Customer churn, also known as customer attrition, refers to the phenomenon where customers stop doing business with a company or service. It is a critical metric for businesses as it directly impacts revenue and profitability. High churn rates can indicate dissatisfaction with the product or service, poor customer experience.
The dataset used in this project is Data Source.
It contains the following features:
- RowNumber
- CustomerId
- Surname
- CreditScore
- Geography
- Gender
- Age
- Tenure
- Balance
- NumOfProducts
- HasCrCard
- IsActiveMember
- EstimatedSalary
- Exited
The main variables of interest is Exited.

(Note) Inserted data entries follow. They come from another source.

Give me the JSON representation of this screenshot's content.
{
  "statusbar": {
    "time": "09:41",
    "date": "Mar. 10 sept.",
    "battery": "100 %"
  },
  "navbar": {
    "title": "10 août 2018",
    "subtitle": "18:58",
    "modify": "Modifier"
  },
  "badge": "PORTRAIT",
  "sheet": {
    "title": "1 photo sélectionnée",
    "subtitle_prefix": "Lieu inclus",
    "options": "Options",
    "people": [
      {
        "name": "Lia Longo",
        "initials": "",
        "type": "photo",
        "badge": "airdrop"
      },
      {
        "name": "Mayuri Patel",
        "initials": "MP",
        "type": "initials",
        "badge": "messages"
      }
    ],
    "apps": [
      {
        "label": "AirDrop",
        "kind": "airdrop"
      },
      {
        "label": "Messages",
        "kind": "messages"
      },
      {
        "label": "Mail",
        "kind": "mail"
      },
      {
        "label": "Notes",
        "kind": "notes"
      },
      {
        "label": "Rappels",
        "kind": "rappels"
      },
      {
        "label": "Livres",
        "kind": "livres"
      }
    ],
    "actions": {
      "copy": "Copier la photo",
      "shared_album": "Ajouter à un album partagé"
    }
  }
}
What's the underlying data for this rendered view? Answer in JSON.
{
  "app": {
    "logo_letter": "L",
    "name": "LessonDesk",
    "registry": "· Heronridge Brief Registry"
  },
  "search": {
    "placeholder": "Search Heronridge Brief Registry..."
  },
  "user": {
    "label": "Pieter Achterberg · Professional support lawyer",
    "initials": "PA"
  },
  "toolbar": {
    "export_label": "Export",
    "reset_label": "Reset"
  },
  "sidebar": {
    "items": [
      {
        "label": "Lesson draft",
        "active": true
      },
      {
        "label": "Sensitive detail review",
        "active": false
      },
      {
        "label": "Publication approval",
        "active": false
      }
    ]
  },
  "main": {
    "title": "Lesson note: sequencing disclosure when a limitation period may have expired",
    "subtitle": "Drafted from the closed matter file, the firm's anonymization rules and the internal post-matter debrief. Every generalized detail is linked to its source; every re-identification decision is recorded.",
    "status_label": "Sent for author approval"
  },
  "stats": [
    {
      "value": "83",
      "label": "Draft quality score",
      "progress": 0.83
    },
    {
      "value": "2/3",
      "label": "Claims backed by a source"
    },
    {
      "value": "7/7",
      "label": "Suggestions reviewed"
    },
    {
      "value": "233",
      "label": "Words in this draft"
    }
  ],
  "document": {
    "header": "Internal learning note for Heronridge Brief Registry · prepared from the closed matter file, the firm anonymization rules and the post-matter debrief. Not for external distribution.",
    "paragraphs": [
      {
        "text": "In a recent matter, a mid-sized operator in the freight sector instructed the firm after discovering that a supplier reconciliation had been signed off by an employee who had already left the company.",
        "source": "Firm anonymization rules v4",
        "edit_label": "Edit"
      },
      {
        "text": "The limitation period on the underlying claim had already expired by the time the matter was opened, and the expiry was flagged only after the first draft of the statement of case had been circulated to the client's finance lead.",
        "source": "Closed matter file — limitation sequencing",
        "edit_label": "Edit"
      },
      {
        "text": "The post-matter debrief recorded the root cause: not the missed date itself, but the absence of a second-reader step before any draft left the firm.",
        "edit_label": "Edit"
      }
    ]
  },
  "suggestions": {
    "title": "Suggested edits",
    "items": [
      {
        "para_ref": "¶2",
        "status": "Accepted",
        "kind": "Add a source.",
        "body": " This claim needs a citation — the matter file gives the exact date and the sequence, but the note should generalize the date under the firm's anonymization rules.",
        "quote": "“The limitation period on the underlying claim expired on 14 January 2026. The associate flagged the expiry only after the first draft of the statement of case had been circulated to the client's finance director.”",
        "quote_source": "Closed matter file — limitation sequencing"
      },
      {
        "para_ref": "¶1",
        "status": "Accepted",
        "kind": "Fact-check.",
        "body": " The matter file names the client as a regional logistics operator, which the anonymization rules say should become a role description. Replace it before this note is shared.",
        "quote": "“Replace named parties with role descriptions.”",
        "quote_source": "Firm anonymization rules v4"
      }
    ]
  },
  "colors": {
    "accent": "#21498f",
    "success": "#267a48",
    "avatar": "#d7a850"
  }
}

The following libraries are required to run the notebook:
- pandas
- numpy
- matplotlib
- seaborn
- scikit-learn
- Handling Imbalanced Data: The project implements techniques to help handle imbalanced data such as SMOTE, ensuring accurate predictions even when the dependent variable is underrepresented.
- Exploratory Data Analysis (EDA): The project features a stage of Exploratory Data Analysis (EDA), where we examine the data closely to identify trends and understand the reasons behind customer churn.
- Classification: The project employs a variety of models, including Logistic Regression, Random Forest, K-Nearest Neighbors, Support Vector Machine, XGBoost, and Gradient Boosting, to predict customer churn, with techniques such as class weighting and SMOTE used to handle class imbalance.
Model | Accuracy | Recall Score | F1 Score | ROC AUC Score |
---|---|---|---|---|
Logistic Regression | 0.703667 | 0.683219 | 0.473029 | 0.764076 |
Random Forest | 0.862000 | 0.414384 | 0.538976 | 0.852447 |
K-Nearest Neighbors | 0.752333 | 0.667808 | 0.512147 | 0.776639 |
Support Vector Machine | 0.785667 | 0.662671 | 0.546224 | 0.822503 |
XGBoost | 0.833000 | 0.609589 | 0.586974 | 0.841784 |
Gradient Boosting | 0.817000 | 0.700342 | 0.598391 | 0.859767 |
From the results of the classification models on the churn prediction dataset, we can infer the following:
-
Gradient Boosting has the highest F1 score (0.598391) and the highest ROC AUC score (0.859767) among all the models. This suggests that Gradient Boosting is the most effective model in balancing precision and recall and has the best ability to distinguish between the churned and non-churned customers.
-
XGBoost also performs well, with a relatively high F1 score (0.586974) and a good ROC AUC score (0.841784). This indicates that XGBoost is another strong model for this task.
-
Random Forest has a high accuracy (0.862000) but a lower F1 score (0.538976) compared to Gradient Boosting and XGBoost. This suggests that while Random Forest is good at predicting the majority class (non-churned customers), it might not be as effective at identifying the minority class (churned customers).
-
Support Vector Machine and K-Nearest Neighbors have moderate F1 scores and ROC AUC scores. They perform better than Logistic Regression but are not as effective as Gradient Boosting or XGBoost for this dataset.
-
Logistic Regression has the lowest accuracy (0.703667), F1 score (0.473029), and ROC AUC score (0.764076) among all the models. This indicates that Logistic Regression is the least effective model for predicting customer churn in this dataset.
Gradient Boosting appears to be the best model for this churn prediction task, followed closely by XGBoost. These models are able to better handle the class imbalance and provide a good balance between precision and recall.